Penalties and guarantees

Delaying or partial or total non-compliance with the information obligations will lead to an administrative fine of €250 to €1,500 for each worker concerned.

In addition to this penalty, companies are expressly prohibited from dismissing, discriminating and punishing workers who exercise their rights under the decree. These workers, if victims of retaliatory behaviour, may have recourse not only to judicial protection but also to conciliation and arbitration and may file a complaint with the National Labour Inspectorate.

Workers excluded from the employment relationship or recipients of measures that are equivalent to dismissal may make request to be informed of the reasons that the employer took such measures. The employer must provide this information in writing within seven days of the request.

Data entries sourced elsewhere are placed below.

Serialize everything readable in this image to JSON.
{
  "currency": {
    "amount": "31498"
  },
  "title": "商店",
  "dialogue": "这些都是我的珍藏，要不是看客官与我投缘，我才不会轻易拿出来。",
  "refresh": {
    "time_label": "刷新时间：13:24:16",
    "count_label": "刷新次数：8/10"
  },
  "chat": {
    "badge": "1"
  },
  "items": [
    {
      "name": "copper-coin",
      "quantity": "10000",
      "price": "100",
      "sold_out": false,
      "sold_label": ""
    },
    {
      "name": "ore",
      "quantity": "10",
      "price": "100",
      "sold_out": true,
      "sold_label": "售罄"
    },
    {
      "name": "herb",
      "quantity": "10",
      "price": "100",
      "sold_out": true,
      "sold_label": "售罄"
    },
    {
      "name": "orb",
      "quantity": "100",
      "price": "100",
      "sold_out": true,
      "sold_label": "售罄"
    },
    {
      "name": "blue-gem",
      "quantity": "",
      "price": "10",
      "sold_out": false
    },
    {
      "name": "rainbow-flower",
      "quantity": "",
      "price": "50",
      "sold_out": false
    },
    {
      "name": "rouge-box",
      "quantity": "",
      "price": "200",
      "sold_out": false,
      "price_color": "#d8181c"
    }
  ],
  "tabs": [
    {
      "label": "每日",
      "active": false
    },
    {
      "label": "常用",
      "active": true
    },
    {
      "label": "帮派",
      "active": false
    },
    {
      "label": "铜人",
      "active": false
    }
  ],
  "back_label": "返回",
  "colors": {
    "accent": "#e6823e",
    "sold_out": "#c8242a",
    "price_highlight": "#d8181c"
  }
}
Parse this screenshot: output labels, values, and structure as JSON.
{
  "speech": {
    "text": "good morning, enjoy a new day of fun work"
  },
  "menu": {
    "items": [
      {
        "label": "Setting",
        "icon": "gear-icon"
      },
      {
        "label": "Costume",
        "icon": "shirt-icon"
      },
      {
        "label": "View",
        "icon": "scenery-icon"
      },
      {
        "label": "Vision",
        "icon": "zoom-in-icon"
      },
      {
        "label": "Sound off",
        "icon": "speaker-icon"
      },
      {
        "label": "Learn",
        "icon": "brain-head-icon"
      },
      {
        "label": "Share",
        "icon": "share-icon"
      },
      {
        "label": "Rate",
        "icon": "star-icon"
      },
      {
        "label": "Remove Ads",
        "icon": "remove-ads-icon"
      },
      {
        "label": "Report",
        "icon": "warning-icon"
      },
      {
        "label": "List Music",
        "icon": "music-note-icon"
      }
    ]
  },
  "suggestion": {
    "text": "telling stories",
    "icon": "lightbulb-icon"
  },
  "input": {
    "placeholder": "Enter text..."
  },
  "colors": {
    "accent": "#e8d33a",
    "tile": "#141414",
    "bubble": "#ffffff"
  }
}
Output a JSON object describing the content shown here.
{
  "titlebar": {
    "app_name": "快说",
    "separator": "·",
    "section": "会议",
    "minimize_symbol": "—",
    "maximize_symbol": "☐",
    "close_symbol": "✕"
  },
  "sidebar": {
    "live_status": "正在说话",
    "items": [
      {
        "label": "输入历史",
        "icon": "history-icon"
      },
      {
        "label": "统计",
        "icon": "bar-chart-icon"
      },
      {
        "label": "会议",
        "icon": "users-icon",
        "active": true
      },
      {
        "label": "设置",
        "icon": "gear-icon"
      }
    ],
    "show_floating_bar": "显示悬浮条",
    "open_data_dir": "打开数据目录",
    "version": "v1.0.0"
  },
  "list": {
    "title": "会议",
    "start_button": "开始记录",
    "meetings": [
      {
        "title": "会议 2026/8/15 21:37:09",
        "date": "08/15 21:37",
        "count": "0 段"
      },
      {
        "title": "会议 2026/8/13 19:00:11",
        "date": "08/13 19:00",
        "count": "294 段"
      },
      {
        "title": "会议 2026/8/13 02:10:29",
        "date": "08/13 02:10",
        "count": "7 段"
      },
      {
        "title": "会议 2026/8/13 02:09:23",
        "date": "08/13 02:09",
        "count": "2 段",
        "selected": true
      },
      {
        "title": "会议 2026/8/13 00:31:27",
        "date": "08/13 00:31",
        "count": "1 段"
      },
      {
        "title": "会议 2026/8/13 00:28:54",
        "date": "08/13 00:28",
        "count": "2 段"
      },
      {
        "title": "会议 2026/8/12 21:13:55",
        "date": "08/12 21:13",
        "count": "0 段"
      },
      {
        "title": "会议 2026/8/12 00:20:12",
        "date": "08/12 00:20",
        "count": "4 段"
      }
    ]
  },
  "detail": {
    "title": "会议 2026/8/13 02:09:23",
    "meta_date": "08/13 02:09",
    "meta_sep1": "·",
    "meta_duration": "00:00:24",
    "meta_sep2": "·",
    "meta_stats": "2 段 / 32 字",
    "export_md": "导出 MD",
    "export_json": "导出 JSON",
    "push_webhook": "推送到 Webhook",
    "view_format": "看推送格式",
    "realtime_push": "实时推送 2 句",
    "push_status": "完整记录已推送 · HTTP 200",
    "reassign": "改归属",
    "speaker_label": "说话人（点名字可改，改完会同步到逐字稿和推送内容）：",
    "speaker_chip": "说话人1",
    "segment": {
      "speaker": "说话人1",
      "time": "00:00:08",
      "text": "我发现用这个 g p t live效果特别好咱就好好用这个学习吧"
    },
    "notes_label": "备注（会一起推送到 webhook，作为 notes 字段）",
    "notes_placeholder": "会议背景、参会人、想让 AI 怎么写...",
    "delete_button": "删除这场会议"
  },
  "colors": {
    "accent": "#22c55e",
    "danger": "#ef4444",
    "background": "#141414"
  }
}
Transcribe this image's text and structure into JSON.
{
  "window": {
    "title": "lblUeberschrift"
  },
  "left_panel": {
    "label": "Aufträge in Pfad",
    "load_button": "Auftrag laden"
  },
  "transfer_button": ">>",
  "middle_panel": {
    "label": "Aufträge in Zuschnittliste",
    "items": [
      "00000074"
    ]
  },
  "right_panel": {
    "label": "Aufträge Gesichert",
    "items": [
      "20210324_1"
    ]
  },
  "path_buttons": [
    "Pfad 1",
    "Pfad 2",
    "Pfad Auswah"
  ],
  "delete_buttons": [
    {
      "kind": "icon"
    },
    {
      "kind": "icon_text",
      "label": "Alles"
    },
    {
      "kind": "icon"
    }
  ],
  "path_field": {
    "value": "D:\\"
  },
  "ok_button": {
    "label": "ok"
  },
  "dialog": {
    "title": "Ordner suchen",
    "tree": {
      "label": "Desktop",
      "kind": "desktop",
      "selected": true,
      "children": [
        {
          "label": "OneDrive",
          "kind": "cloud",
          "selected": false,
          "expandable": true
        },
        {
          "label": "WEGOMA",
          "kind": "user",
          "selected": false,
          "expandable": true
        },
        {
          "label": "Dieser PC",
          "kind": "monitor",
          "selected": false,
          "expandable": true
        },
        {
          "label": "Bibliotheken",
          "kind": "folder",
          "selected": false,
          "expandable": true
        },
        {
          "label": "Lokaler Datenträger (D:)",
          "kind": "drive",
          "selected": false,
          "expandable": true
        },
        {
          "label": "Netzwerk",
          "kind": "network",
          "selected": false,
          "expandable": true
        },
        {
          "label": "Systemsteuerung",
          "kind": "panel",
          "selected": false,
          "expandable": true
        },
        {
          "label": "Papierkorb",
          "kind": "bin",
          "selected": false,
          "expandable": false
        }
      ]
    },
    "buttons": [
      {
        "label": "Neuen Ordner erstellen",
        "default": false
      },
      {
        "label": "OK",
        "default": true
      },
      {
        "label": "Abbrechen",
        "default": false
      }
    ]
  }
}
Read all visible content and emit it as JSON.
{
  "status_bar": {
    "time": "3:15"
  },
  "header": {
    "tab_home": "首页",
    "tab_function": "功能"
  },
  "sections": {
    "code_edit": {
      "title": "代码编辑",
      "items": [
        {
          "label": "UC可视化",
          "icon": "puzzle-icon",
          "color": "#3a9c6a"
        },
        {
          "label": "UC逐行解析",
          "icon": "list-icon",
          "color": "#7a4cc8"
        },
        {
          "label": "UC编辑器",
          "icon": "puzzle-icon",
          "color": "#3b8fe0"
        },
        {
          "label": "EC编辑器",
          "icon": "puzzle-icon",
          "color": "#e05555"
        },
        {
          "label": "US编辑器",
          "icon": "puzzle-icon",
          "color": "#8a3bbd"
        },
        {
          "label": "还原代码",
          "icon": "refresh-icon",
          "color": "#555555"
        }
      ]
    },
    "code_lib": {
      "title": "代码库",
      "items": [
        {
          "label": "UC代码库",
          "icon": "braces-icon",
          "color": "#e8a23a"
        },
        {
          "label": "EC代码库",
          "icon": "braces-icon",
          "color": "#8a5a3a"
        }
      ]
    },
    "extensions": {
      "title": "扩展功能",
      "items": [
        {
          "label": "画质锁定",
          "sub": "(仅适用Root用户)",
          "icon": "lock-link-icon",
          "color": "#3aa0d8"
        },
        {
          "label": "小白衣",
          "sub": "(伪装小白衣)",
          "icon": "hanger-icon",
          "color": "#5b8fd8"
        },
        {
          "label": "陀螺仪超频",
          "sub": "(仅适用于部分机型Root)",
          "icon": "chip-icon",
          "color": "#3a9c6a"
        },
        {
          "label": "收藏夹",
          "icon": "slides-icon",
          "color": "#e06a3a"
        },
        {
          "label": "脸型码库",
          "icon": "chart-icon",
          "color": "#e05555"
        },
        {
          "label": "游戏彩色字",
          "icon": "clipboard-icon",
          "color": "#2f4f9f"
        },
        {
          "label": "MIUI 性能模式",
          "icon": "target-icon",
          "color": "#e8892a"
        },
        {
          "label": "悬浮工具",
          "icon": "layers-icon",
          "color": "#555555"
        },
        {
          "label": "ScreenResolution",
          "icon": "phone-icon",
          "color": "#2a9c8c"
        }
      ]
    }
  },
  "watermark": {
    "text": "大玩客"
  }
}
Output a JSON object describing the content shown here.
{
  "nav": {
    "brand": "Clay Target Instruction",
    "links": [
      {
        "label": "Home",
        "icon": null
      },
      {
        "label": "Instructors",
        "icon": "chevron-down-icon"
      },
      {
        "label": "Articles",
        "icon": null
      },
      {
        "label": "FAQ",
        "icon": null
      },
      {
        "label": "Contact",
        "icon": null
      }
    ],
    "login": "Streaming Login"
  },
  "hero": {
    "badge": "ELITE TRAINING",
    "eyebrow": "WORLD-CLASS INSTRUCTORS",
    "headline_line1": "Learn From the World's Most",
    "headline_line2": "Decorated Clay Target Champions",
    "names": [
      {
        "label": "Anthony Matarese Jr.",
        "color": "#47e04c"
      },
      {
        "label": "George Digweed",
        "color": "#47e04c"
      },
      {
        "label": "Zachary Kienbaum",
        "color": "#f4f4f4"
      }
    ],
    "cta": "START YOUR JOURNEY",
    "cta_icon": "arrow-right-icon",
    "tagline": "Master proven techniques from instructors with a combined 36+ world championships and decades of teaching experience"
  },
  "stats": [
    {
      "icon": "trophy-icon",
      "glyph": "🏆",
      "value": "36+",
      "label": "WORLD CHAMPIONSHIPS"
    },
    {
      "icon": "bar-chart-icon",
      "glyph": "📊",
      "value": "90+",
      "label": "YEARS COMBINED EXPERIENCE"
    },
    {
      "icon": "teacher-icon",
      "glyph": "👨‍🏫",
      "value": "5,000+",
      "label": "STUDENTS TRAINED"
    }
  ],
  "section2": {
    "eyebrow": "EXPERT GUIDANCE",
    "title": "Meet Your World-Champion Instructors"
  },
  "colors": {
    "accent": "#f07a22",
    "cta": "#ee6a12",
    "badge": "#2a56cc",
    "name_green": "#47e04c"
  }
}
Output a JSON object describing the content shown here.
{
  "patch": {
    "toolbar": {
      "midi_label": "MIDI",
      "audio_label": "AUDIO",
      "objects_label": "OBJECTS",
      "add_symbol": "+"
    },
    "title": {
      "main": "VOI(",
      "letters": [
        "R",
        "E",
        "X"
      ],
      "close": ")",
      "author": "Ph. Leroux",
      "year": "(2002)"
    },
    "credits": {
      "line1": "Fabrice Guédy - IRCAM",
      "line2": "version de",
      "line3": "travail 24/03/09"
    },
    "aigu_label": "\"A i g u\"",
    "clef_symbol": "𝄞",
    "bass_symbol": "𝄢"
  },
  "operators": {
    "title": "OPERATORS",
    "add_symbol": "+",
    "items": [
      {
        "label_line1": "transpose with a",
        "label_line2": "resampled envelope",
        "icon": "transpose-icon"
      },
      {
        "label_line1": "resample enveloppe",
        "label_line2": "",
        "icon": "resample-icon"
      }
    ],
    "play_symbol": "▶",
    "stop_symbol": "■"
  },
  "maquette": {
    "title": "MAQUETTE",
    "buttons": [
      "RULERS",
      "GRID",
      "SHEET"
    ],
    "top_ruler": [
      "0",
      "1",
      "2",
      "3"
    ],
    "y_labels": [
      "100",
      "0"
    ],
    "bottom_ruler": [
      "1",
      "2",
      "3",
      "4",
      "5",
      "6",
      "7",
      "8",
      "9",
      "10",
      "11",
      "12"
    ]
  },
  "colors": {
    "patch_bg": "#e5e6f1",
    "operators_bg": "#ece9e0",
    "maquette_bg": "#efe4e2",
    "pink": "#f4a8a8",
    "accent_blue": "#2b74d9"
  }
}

If the employee lodges a complaint with the competent judicial authority that alleges a breach of the prohibition of dismissal set out in the Transparency Decree, the employer shall bear the burden of proving that the grounds for dismissal or other equivalent measures taken against the employee are not related to the prohibitions set out in the Transparency Decree.

Minimum requirements for working conditions

The Transparency Decree also introduces following minimum requirements concerning working conditions, such as:

  • the maximum duration of the probationary period, which may not exceed six months, without prejudice to the shorter duration provided for the collective agreement. In the case of fixed-term employment relationships, the probationary period must be set in proportion to the duration of the contract and the tasks to be performed. In the event of renewal of an employment contract for the same tasks, the employment relationship may not be subject to a new probationary period. In the event of the occurrence of events such as illness, accident, compulsory maternity or paternity leave, the probationary period shall be extended by the duration of the absence;
  • the employer may not prohibit the worker from carrying out other work outside normal working hours or treat them unfavourably, unless:
    • there is a detriment to health and safety, including the rules on rest periods;
    • there is the need to guarantee the integrity of the service (eg, in public service); or
    • the other work conflicts with the interests of the employer’s business (but not in breach of the duty of loyalty);
  • an employee who has been employed for at least six months with the same employer and who has completed their probationary period may make a written request for a more predictable work schedule, including secure and stable conditions, if possible. An employee who receives a negative response may submit a new request at least six months later. The employer must provide a reasoned written response within one month of the worker’s request. In the event of repeated requests, natural persons in the capacity of the employers or companies that employing up to fifty employees may reply orally if the reasons for the reply remain unchanged from the previous one; and
  • where the employer is obliged by law or by an individual or collective agreement to provide workers with training relevant to their work duties, such training must be provided free of charge to all workers, regarded as working time and, where possible, take place during working time. This obligation does not cover vocational training or training necessary for the worker to obtain, maintain or renew a vocational qualification, unless the employer is obliged to provide it by law or collective bargaining.

Comment

The decree enters into force as of 13 August 2022. The information obligation therefore exists for all employment relationships established as of 13 August 2022 but also applies to all employment relationships established from 1 August 2022 where the employer is obliged to provide the information within 60 days if the employee requests this in writing.

The timeframe for providing the information for workers hired between 2 and 12 August 2022 following such a request is unclear. However, according to Circular Letter No. 4/2022 issued by the National Labour Inspectorate, these workers shall also be included in the information obligations provided by the decree.